A project template that advocates standards around coding and design of ETL apps based on Flink, Java, Iceberg, MinIO, and Hive Metastore
- Flink: 1.20.0
- Java: Microsoft 11
- Maven
- Intellij idea
-
Apache Flink 1.20.x Support: Supports Apache Flink version 1.20.x for real-time data processing.
-
Kafka Source and Sink Support: Enables data ingestion (source) and delivery (sink) via Apache Kafka.
-
Iceberg Integration: Provides data lake compatibility by supporting data writing (sink) to Apache Iceberg tables.
-
Hive Compatibility: Ensures integration with Apache Hive for batch processing and catalog management.
-
S3 File System Support: Allows reading and writing data to S3-compatible file systems such as MinIO and AWS S3.
-
Parquet Format Compatibility: Supports the Parquet file format for efficient data storage and processing.
-
Maven-Based Build System: Uses Maven for project and dependency management.

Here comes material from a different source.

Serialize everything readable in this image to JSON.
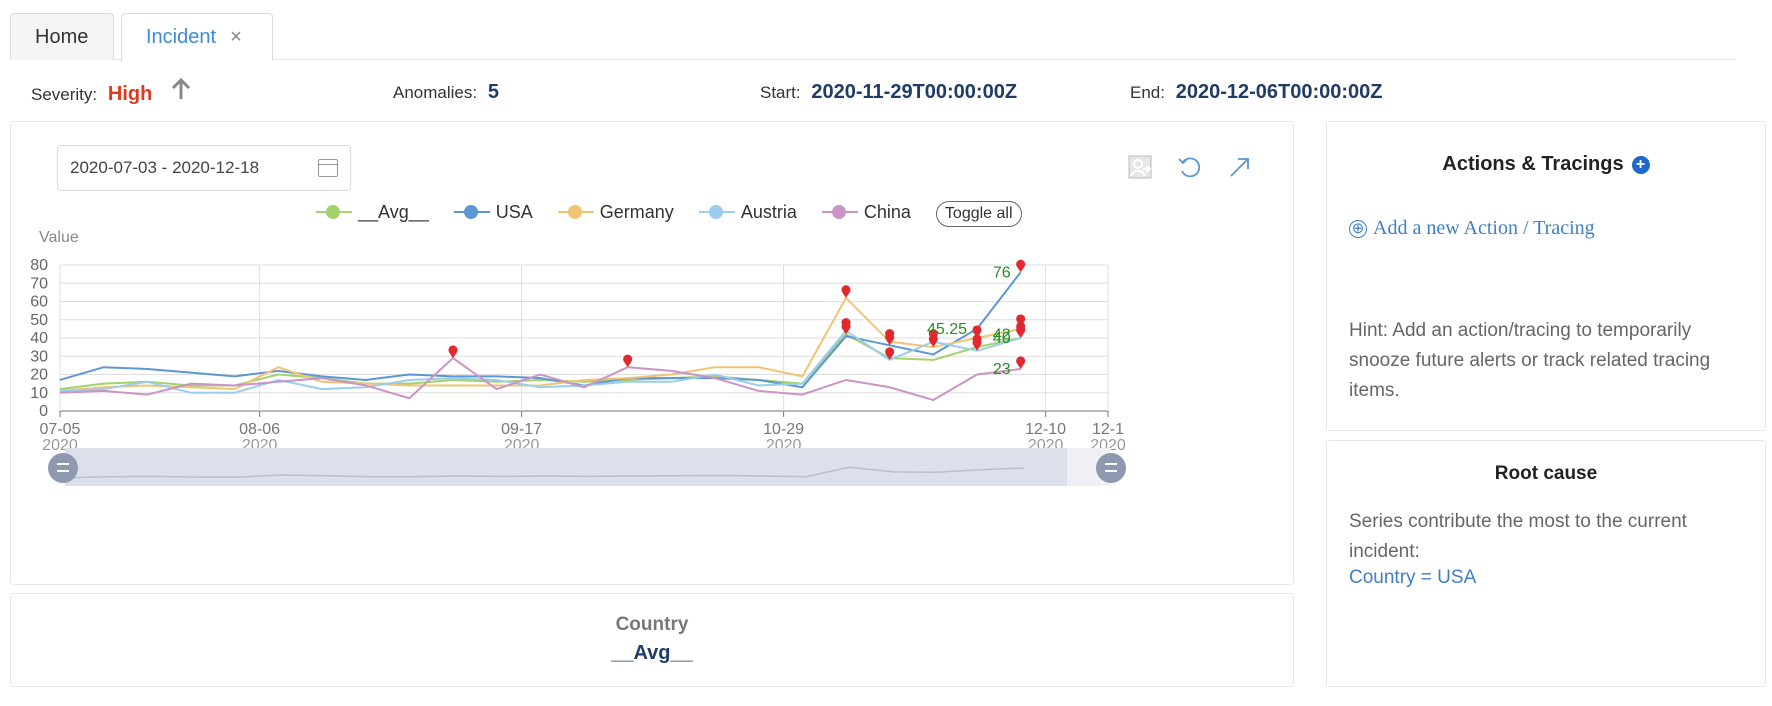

This project uses the following tools and libraries:
| Tool/Library | Version |
|---|---|
| Java | 11 |
| Apache Flink | 1.20.0 |
| Kafka | 3.4.0 |
| Apache Iceberg | 1.7.1 |
| Apache Hive | 3.1.3 |
| Hadoop | 3.3.2 |
| AWS SDK | 2.29.42 |
--data-source-0 customers --data-source-1 products --deploy-mode prod --target-schema-0 prod --target-table-0 customers --target-table-1 products -
"Run->Edit Configurations...->Modify options->Add dependencies with "provided" scope to classpath" Activate it.
-
Commands to remove locks from PostgreSQL if a table is locked in Hive.
DELETE FROM HIVE_LOCKS WHERE hl_db='prod' and hl_table = 'customers';
DELETE FROM HIVE_LOCKS WHERE hl_db='prod' and hl_table = 'products';-
Enter your own S3 information in the appropriate places in the core-site.xml file.
-
Enter your own kafka brokers into ConfigKafka.java.
-
Enter your Iceberg configs into the ConfigIceberg.java file.